So, I've been introspecting about this for several years now, and I thought that I might be able to share my insights here.
This concept will be hard to grasp for those that look at it from the standpoint of any form of religion; to fully understand this concept, one must view the universe from the non-theist standpoint, as a chaotic, yet mathematically organized, computer (in a metaphorical rather than literal sense).

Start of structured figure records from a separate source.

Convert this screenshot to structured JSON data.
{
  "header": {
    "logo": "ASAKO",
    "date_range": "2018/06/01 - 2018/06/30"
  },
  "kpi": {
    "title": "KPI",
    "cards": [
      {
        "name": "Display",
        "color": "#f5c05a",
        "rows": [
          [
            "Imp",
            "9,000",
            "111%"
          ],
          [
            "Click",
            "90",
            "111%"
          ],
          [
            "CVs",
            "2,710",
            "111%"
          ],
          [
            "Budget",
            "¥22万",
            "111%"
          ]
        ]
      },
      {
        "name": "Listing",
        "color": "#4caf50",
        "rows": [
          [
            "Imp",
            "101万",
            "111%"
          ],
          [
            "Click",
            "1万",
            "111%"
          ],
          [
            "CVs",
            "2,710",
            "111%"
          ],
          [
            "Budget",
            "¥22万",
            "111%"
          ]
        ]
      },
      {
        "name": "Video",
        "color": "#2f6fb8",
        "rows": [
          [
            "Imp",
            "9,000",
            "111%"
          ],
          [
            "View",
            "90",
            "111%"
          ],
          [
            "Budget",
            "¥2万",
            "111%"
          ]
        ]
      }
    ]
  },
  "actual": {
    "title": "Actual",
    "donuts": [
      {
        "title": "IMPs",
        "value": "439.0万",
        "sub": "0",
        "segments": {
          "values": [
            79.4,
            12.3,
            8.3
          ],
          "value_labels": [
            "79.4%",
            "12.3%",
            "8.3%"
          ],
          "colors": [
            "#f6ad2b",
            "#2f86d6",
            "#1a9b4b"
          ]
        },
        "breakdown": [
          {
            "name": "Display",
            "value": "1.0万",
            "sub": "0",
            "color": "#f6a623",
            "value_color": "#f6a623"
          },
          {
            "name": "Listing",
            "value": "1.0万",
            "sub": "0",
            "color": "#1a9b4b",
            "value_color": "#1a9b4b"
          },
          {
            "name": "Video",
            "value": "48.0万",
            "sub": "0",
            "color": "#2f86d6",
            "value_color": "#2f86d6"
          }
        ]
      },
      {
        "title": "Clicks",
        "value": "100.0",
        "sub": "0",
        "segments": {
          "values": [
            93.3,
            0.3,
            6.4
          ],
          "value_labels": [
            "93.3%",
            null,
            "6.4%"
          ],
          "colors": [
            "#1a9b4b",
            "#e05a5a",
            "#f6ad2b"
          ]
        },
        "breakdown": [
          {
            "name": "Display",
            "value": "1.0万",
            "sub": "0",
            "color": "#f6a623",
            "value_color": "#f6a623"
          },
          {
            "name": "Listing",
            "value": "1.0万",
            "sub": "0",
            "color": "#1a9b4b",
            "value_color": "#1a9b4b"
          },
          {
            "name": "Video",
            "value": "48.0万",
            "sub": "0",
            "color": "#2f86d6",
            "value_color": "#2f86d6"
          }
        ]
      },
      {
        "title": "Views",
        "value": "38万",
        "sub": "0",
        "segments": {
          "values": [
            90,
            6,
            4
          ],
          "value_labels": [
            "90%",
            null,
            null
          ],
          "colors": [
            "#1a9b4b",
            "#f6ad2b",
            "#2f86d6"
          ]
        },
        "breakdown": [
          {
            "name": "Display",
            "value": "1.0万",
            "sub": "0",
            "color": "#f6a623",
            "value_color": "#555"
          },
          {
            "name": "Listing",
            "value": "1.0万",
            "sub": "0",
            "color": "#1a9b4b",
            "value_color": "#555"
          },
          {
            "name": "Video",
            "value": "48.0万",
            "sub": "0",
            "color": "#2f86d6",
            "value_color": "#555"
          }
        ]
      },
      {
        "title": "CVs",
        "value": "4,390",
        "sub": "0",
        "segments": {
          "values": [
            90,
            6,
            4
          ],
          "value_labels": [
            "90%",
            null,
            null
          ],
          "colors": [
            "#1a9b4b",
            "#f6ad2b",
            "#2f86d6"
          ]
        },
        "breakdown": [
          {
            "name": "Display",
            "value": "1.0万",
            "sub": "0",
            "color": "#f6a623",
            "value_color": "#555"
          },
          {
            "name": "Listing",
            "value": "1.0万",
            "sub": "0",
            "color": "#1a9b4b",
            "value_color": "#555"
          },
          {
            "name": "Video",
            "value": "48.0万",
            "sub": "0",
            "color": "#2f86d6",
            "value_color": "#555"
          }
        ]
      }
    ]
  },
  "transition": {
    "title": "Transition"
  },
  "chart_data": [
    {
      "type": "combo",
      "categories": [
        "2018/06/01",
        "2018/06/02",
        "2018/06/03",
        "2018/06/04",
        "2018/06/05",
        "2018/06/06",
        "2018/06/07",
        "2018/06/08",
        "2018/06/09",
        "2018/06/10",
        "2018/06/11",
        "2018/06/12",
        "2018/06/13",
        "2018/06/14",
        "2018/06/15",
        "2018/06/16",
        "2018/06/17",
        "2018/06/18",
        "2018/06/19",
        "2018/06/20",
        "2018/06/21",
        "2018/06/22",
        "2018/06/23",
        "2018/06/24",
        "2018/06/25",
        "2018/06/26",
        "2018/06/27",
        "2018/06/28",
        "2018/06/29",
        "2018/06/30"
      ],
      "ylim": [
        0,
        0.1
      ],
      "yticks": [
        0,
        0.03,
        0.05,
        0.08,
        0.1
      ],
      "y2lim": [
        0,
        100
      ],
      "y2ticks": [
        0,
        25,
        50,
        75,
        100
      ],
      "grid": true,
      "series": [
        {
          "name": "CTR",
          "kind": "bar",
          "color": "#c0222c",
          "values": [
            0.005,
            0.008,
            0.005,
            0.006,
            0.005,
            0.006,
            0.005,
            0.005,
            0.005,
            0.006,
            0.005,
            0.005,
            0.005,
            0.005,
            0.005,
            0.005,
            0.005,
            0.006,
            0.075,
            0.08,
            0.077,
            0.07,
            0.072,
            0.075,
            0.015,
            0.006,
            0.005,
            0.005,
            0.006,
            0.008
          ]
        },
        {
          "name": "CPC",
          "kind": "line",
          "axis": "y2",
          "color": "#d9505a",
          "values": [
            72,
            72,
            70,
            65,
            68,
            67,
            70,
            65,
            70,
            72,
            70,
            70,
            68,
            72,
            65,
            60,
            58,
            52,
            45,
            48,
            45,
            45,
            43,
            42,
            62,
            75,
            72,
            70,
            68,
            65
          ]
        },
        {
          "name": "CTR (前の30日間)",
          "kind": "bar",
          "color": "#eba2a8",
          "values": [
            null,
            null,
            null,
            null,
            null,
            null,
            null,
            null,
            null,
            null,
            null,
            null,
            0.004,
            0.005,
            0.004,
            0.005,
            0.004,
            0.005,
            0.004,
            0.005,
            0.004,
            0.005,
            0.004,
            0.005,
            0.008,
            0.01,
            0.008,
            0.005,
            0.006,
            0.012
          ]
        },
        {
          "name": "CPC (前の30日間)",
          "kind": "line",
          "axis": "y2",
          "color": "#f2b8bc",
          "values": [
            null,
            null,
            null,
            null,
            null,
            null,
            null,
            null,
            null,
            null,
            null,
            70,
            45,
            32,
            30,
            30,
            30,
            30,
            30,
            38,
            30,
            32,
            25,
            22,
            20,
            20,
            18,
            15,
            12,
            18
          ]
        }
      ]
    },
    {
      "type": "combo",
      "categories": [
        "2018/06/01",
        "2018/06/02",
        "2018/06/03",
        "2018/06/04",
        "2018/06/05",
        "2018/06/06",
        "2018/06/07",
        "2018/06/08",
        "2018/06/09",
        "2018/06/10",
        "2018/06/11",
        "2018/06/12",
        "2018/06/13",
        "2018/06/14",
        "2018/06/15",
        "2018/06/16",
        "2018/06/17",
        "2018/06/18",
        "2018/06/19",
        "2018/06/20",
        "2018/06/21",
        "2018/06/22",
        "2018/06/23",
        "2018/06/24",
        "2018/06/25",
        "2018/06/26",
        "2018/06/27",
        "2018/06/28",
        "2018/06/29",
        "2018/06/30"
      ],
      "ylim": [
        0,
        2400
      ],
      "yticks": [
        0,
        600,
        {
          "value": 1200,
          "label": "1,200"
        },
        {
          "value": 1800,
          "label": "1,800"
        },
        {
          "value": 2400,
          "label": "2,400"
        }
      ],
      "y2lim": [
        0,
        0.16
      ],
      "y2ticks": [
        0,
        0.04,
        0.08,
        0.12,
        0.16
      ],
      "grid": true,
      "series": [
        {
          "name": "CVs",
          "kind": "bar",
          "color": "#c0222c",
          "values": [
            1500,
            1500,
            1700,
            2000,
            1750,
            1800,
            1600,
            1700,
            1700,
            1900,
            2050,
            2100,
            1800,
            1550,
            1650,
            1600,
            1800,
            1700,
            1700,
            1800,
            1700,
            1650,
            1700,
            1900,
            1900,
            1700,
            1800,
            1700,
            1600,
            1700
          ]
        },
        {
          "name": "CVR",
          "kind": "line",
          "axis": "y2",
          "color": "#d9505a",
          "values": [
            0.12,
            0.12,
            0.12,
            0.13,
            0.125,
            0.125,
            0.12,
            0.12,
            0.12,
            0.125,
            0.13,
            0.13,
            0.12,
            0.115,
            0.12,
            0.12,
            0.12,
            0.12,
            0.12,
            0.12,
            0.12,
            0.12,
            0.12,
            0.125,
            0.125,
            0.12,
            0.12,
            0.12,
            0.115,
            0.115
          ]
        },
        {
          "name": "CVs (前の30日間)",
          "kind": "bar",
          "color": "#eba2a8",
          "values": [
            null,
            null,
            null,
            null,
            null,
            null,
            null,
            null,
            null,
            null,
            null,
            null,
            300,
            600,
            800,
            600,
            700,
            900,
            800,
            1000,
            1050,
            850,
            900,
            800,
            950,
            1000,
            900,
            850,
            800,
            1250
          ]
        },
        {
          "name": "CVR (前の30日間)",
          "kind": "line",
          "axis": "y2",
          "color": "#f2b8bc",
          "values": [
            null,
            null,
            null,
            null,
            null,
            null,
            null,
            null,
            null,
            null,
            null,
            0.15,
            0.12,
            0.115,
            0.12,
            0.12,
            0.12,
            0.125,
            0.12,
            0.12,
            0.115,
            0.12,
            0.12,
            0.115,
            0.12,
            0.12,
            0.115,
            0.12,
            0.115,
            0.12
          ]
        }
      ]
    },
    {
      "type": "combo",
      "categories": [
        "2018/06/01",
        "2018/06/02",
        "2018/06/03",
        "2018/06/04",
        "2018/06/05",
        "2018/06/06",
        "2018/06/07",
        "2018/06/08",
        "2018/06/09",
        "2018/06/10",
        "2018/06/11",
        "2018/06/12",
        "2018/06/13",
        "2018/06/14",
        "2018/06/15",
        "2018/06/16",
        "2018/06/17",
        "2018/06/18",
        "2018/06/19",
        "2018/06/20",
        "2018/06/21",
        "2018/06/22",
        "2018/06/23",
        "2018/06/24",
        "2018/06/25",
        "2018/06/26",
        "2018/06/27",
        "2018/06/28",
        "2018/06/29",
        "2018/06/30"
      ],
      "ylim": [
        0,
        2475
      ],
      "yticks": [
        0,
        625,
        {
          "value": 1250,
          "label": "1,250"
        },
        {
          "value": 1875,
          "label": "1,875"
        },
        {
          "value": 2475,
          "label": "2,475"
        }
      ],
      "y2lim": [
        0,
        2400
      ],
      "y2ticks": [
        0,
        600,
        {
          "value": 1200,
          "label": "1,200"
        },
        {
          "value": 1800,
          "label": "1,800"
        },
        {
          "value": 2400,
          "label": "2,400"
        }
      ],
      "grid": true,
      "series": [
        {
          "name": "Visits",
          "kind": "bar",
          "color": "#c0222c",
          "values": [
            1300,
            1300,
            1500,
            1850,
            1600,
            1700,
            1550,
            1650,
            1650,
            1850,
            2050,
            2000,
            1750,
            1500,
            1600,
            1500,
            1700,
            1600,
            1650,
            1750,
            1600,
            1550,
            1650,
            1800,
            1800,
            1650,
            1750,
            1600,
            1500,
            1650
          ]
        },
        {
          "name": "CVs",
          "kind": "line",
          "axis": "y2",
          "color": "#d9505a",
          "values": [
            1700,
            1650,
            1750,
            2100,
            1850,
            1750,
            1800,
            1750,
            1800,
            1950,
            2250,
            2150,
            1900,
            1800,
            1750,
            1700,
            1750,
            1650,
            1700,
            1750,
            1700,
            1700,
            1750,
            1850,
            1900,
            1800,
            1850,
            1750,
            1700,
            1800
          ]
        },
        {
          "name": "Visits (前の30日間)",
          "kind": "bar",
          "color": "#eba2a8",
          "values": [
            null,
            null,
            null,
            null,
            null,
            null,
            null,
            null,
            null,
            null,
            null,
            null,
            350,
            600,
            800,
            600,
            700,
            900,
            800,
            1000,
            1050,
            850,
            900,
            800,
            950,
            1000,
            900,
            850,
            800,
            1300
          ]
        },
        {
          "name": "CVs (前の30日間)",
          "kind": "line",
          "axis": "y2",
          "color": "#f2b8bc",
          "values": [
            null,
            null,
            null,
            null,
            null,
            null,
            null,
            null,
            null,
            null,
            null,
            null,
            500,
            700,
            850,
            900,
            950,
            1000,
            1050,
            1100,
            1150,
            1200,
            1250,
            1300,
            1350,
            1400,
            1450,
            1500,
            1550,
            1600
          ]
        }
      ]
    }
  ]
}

To begin, I'm going to ask you what you recall before you were born. The obvious answer to this question is that you recall absolutely nothing, which actually provides more insight than one might think. Before we were born, we, the consciousness that occupies our vessel, simply weren't there. We didn't exist before we were born, but then we existed, a testament to a very antiquated paradox. How does something come from nothing? Something isn't made of nothing, because it would still be nothing, so how is this possible? The very fact that you are sitting here reading this very post definitely states that your consciousness, indeed, came from nothing and then became something, so what else has come from nothing? One may conclude that all of existence has simply arisen out of this abyss we call "nonexistence". Well, as it so happens, nonexistence doesn't exist, nor does it not exist, and the very fact that we are here illustrates this concept. If we exist, then that means that things that aren't here now have the possibility to exist (as evidence to the fact that we had the possibility to exist and then we existed). But, nothing can't have potential, for if nothing has potential, it adopts a property of something; therefore, anything that has potential exists, and anything that doesn't have potential or properties doesn't exist. But, as we just mentioned, we came out of nonexistence; we had potential, so anything else that could possibly exist must indeed exist along with us. If nothing has the possibility to exist, then nothing, quite paradoxically, isn't nothing. This means that nonexistence must not be nonexistence, for everything in nonexistence has the potential to exist.
Now for the crazy part:
Using this knowledge that nonexistence is impossible, we can confront the common atheistic viewpoint concerning what happens after death. Most atheists tend to believe that when we die, we fall into the oblivion that constitutes nonexistence, i.e. when we die, we no longer exist, and we cease to be, and that's the end of that. But, as we've learned, nonexistence is impossible, so how can one rejoin the nonexistence from whence it didn't come? That's simple, one doesn't. But what happens to us then? The only possible explanation for what happens actually lies from how we began to exist in the first place, when we die, we become nonexistent, and then instantaneously existent, for nonexistence is utterly unstable because it simply can't be. When we become instantaneously existent, we are recycled to a new vessel, as proven by the fact that our consciousness came from "nothing". But if our consciousness ceased to be, then how are we recycled? The only possible explanation is that consciousness isn't the property of the individual, but the property of the entire collective. Anything that experiences is conscious; therefore, it possesses the consciousness. When a vessel is damaged to the point where consciousness has no possible route to experience any longer, it simply takes root into a different vessel, one that is being born. But, if this is true, then how come some babies aren't born without consciousness? Now we begin to trail down the path of the singularity. The instantaneous transition that transports us from vessel to vessel is free of certain laws of existence, because technically, during that precise, infinitesimally small amount of time, we aren't apart of existence anymore, and what important concept is a property of existence? Time. Therefore, when we enter nonexistence, we no longer abide by the same rules of existence, including time. When we transition from vessel to vessel, we could be placed in a vessel 3 trillion years from now or even 13.7 billion years ago. That means, when we die, our consciousness possesses another, randomly chosen vessel, which then goes on to live a life, die, and in turn be re-purposed into a different vessel (or perhaps even the same vessel over again a few times), a process that continues indefinitely until every life-form has been lived an infinite amount of times.
With these inferences, we can make several conclusions: One, that every act of kindness or belligerence we ultimately do to ourselves, for we are doomed to live the receiver of said kindness or belligerence eventually. Two, that consciousness is one unified being, that lives every life individually and anachronistically. and Three, that life and death are ultimately a cycle or beginning, ending, and beginning once more.
I would love to hear your interpretations on my insane ramblings that I have posted on this thread, so please tell me anything you notice or any logical inconsistency or fallacy in my writing.